In Italy, “The Village” opened even bigger than exhibs had expected, buoyed by the Monday public holiday. Winding its tour, helmer M. Night Shyamalan’s suspenser levitated to $136.4 million.

“Shall We Dance” played strongly to Italos’ fondness for romantic comedies, and took the lead again in its second turn in Australia. In Oz, “Somersault” expanded from 20 to 41 prints and showed a healthy bounce after winning a record 13 Australian Film Institute awards. But exhibs noted writer-director Cate Shortland’s drama, starring Abbie Cornish as a girl who confuses sex with love, is appealing to mature arthouse auds, not the younger crowd.

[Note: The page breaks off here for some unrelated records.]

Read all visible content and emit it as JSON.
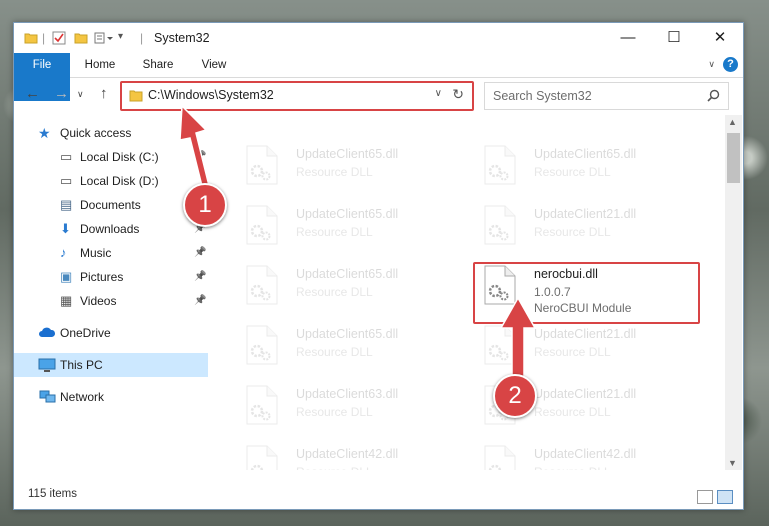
{
  "window": {
    "title": "System32",
    "minimize": "—",
    "maximize": "☐",
    "close": "✕"
  },
  "ribbon": {
    "tabs": [
      "File",
      "Home",
      "Share",
      "View"
    ],
    "help": "?"
  },
  "address": {
    "path": "C:\\Windows\\System32",
    "search_placeholder": "Search System32"
  },
  "nav": {
    "quick_access": "Quick access",
    "items": [
      {
        "label": "Local Disk (C:)",
        "icon": "drive-icon",
        "pinned": true
      },
      {
        "label": "Local Disk (D:)",
        "icon": "drive-icon",
        "pinned": false
      },
      {
        "label": "Documents",
        "icon": "documents-icon",
        "pinned": true
      },
      {
        "label": "Downloads",
        "icon": "downloads-icon",
        "pinned": true
      },
      {
        "label": "Music",
        "icon": "music-icon",
        "pinned": true
      },
      {
        "label": "Pictures",
        "icon": "pictures-icon",
        "pinned": true
      },
      {
        "label": "Videos",
        "icon": "videos-icon",
        "pinned": true
      }
    ],
    "onedrive": "OneDrive",
    "this_pc": "This PC",
    "network": "Network"
  },
  "files": {
    "left": [
      {
        "name": "UpdateClient65.dll",
        "type": "Resource DLL"
      },
      {
        "name": "UpdateClient65.dll",
        "type": "Resource DLL"
      },
      {
        "name": "UpdateClient65.dll",
        "type": "Resource DLL"
      },
      {
        "name": "UpdateClient65.dll",
        "type": "Resource DLL"
      },
      {
        "name": "UpdateClient63.dll",
        "type": "Resource DLL"
      },
      {
        "name": "UpdateClient42.dll",
        "type": "Resource DLL"
      }
    ],
    "right": [
      {
        "name": "UpdateClient65.dll",
        "type": "Resource DLL"
      },
      {
        "name": "UpdateClient21.dll",
        "type": "Resource DLL"
      },
      {
        "name": "UpdateClient21.dll",
        "type": "Resource DLL"
      },
      {
        "name": "UpdateClient21.dll",
        "type": "Resource DLL"
      },
      {
        "name": "UpdateClient42.dll",
        "type": "Resource DLL"
      }
    ],
    "highlighted": {
      "name": "nerocbui.dll",
      "version": "1.0.0.7",
      "description": "NeroCBUI Module"
    }
  },
  "status": {
    "count": "115 items"
  },
  "annotations": {
    "step1": "1",
    "step2": "2",
    "color": "#d84445"
  }
}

“Collateral’s” cume climbed to $88 million, heading for $100 million, spurred by solid but not startling debuts in Japan (its final major market), Greece and Denmark. In the latter it trailed the soph session of local click “Inkasso.” Thriller has underperfomed in Germany, skewing heavily male.

Biz in Spain rose by 12%, fueled by “Exorcist: The Beginning” and resilient holds by “The Forgotten” and local laffer “Ferpect Crime.” The “Exorcist” prequel spun into the top spots in Mexico and Brazil but was blah in the U.K., where exhibs said it was killed by negative buzz, and Australia, where the genre isn’t big; it met a similar fate in Japan last month.

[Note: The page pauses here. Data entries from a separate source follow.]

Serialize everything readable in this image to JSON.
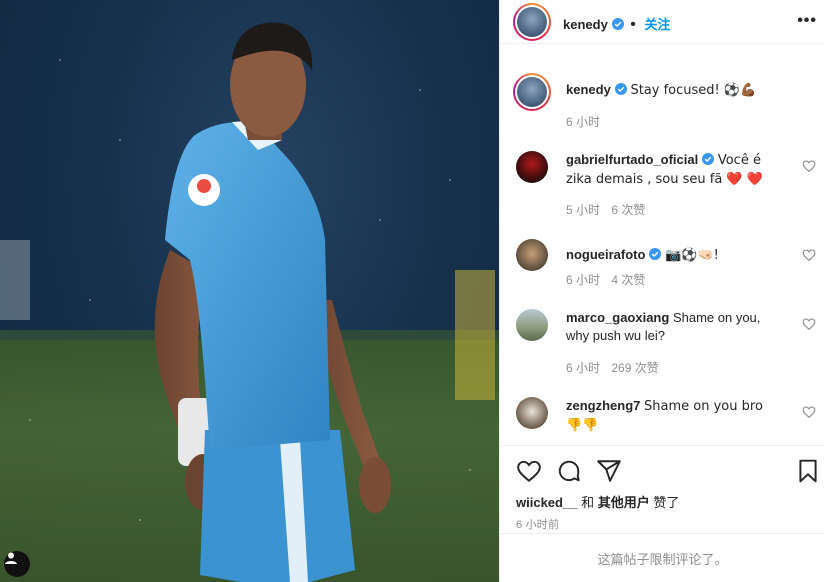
{
  "post": {
    "author": "kenedy",
    "follow_label": "关注",
    "more_label": "•••",
    "caption": {
      "username": "kenedy",
      "text": "Stay focused! ⚽💪🏾",
      "time": "6 小时"
    }
  },
  "comments": [
    {
      "username": "gabrielfurtado_oficial",
      "verified": true,
      "text": "Você é zika demais , sou seu fã ❤️ ❤️",
      "time": "5 小时",
      "likes": "6 次赞"
    },
    {
      "username": "nogueirafoto",
      "verified": true,
      "text": "📷⚽🤜🏻!",
      "time": "6 小时",
      "likes": "4 次赞"
    },
    {
      "username": "marco_gaoxiang",
      "verified": false,
      "text": "Shame on you, why push wu lei?",
      "time": "6 小时",
      "likes": "269 次赞"
    },
    {
      "username": "zengzheng7",
      "verified": false,
      "text": "Shame on you bro 👎👎",
      "time": "",
      "likes": ""
    }
  ],
  "liked_by": {
    "user": "wiicked__",
    "connector": "和",
    "others": "其他用户",
    "suffix": "赞了"
  },
  "timestamp": "6 小时前",
  "comments_disabled": "这篇帖子限制评论了。",
  "icons": [
    "heart-icon",
    "comment-icon",
    "share-icon",
    "bookmark-icon",
    "verified-icon",
    "more-icon",
    "profile-icon"
  ],
  "colors": {
    "accent": "#0095f6",
    "verified": "#3897f0",
    "jersey": "#4a9fd8"
  }
}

In their world preems, “Melinda and Melinda” registered the strongest debut for a Woody Allen film for some years in Spain after being warmly received at the San Sebastian fest; and Marc Forster‘s “Finding Neverland” got mixed reviews in the U.K. but looks set to benefit from word of mouth.

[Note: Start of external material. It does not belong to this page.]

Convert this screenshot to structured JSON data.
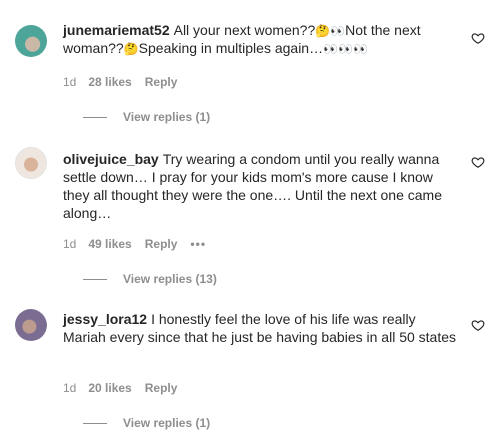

“Alien vs. Predator” grabbed plenty of Halloween fans in France and Holland, but plunged sharply in the U.K., hammered by “The Grudge” sneaks. Creature feature’s cume ascended to $42.8 million and, although it’s yet to play in the rest of Europe, it won’t catch domestic’s $79 million.

“The Princess Diaries 2: Royal Engagement” was the No. 1 U.S. release in South Korea behind local debutante “Scarlet Letter.” Anne Hathaway/Julia Andrews starrer has pocketed $19.6 million in 19 markets: It’s been a dud in France, mediocre in Germany and a handy earner in the U.K. and Oz.

Director Wong Kar Wai’s “2046” notched a healthy per-screen average in Italy despite going up against a surfeit of quality fare including French import “Comme un Image.”

(Sheri Jennings in Rome, Ed Meza in Berlin, Norma Nebot in Madrid, Liza Klaussmann in Paris and Archie Thomas in London contributed to this report.)